Michał Siedlecki urodził się 8 września 1873 roku w Krakowie. W tym mieście ukończył Gimnazjum św. Jacka (1891) oraz studia zoologiczne na Uniwersytecie Jagiellońskim (1891-1895). Następnie wyjechał za granicę, gdzie odbył studia uzupełniające w Instytucie Zoologicznym w Berlinie oraz Collège de France i Instytucie Pasteura w Paryżu.
Działalność naukowa
W 1895 roku Siedlecki otrzymał tytuł doktora filozofii, a w 1899 roku docenta zoologii UJ. Pięć lat później został profesorem nadzwyczajnym krakowskiej uczelni, na której od 1912 roku pełnił funkcję kierownika Katedry Zoologii. W latach 1919–1921 był rektorem Uniwersytetu Stefana Batorego w Wilnie, po czym powrócił na Uniwersytet Jagielloński.

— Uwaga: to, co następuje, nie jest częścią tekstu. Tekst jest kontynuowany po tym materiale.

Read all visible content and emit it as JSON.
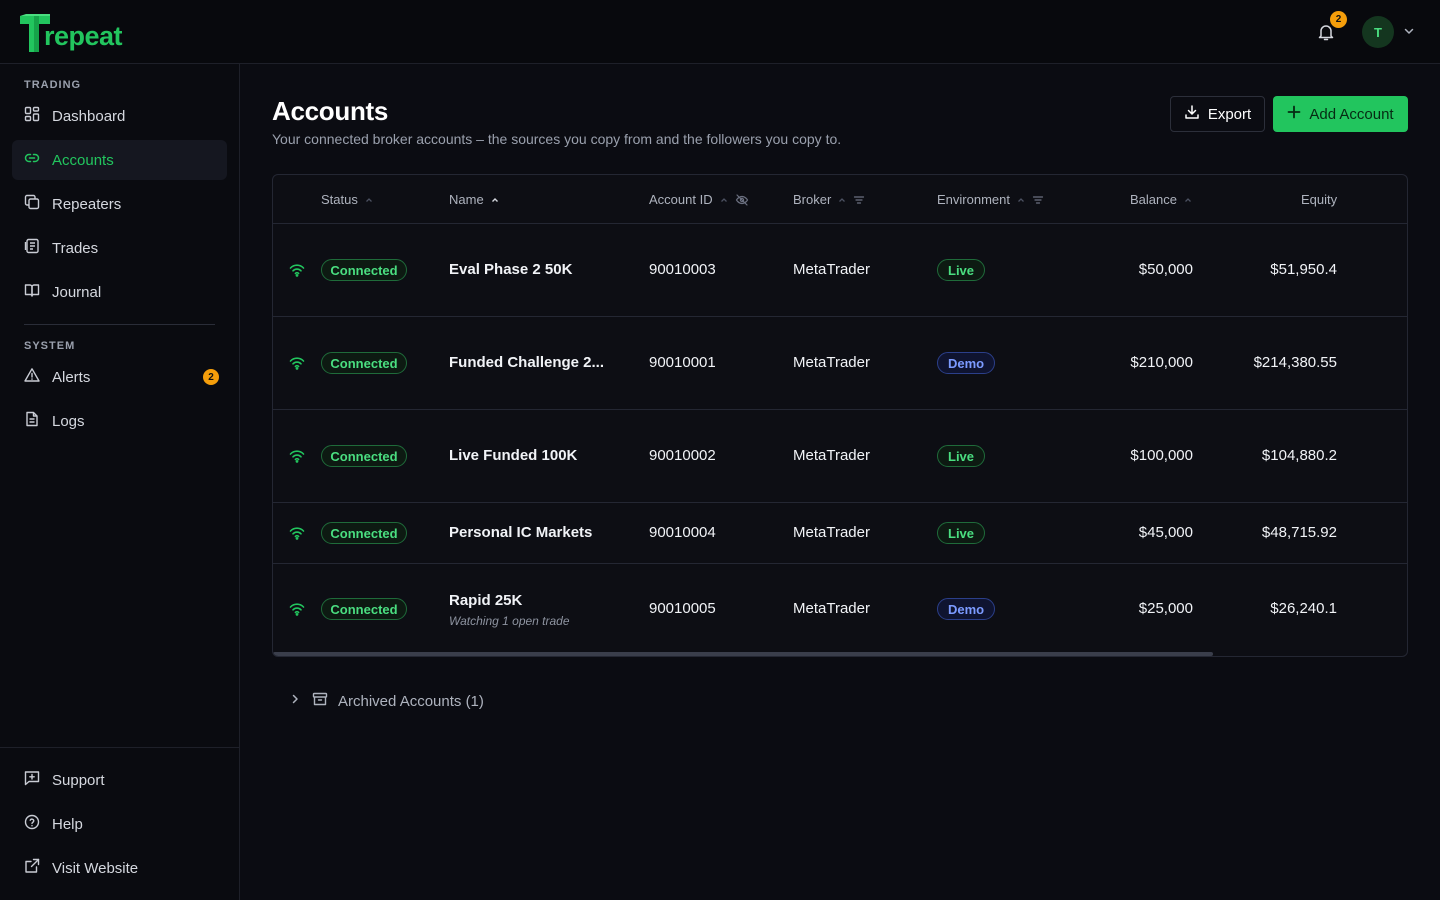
{
  "brand": {
    "name": "repeat",
    "color": "#22c55e"
  },
  "header": {
    "notifications_count": "2",
    "avatar_initial": "T"
  },
  "sidebar": {
    "trading_label": "TRADING",
    "system_label": "SYSTEM",
    "items": [
      {
        "label": "Dashboard",
        "icon": "dashboard-icon"
      },
      {
        "label": "Accounts",
        "icon": "link-icon",
        "active": true
      },
      {
        "label": "Repeaters",
        "icon": "copy-icon"
      },
      {
        "label": "Trades",
        "icon": "list-icon"
      },
      {
        "label": "Journal",
        "icon": "book-icon"
      }
    ],
    "system_items": [
      {
        "label": "Alerts",
        "icon": "alert-triangle-icon",
        "badge": "2"
      },
      {
        "label": "Logs",
        "icon": "file-icon"
      }
    ],
    "footer_items": [
      {
        "label": "Support",
        "icon": "message-icon"
      },
      {
        "label": "Help",
        "icon": "help-circle-icon"
      },
      {
        "label": "Visit Website",
        "icon": "external-link-icon"
      }
    ]
  },
  "page": {
    "title": "Accounts",
    "subtitle": "Your connected broker accounts – the sources you copy from and the followers you copy to.",
    "export_label": "Export",
    "add_label": "Add Account"
  },
  "table": {
    "columns": [
      "Status",
      "Name",
      "Account ID",
      "Broker",
      "Environment",
      "Balance",
      "Equity"
    ],
    "rows": [
      {
        "status": "Connected",
        "name": "Eval Phase 2 50K",
        "account_id": "90010003",
        "broker": "MetaTrader",
        "environment": "Live",
        "balance": "$50,000",
        "equity": "$51,950.4"
      },
      {
        "status": "Connected",
        "name": "Funded Challenge 2...",
        "account_id": "90010001",
        "broker": "MetaTrader",
        "environment": "Demo",
        "balance": "$210,000",
        "equity": "$214,380.55"
      },
      {
        "status": "Connected",
        "name": "Live Funded 100K",
        "account_id": "90010002",
        "broker": "MetaTrader",
        "environment": "Live",
        "balance": "$100,000",
        "equity": "$104,880.2"
      },
      {
        "status": "Connected",
        "name": "Personal IC Markets",
        "account_id": "90010004",
        "broker": "MetaTrader",
        "environment": "Live",
        "balance": "$45,000",
        "equity": "$48,715.92"
      },
      {
        "status": "Connected",
        "name": "Rapid 25K",
        "note": "Watching 1 open trade",
        "account_id": "90010005",
        "broker": "MetaTrader",
        "environment": "Demo",
        "balance": "$25,000",
        "equity": "$26,240.1"
      }
    ]
  },
  "archived": {
    "label": "Archived Accounts (1)"
  }
}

Zygmunt Fedorowicz w książce "Michał Siedlecki (1873-1940)" pisze, że działalność naukową prof. Michała Siedleckiego można podzielić na trzy zasadnicze okresy. W latach 1895-1907 zajmował się on głównie badaniami cytologicznymi i protozoologicznymi, zaś w latach 1907-1919 przystosowaniem różnych przedstawicieli fauny do warunków życia tropikalnego.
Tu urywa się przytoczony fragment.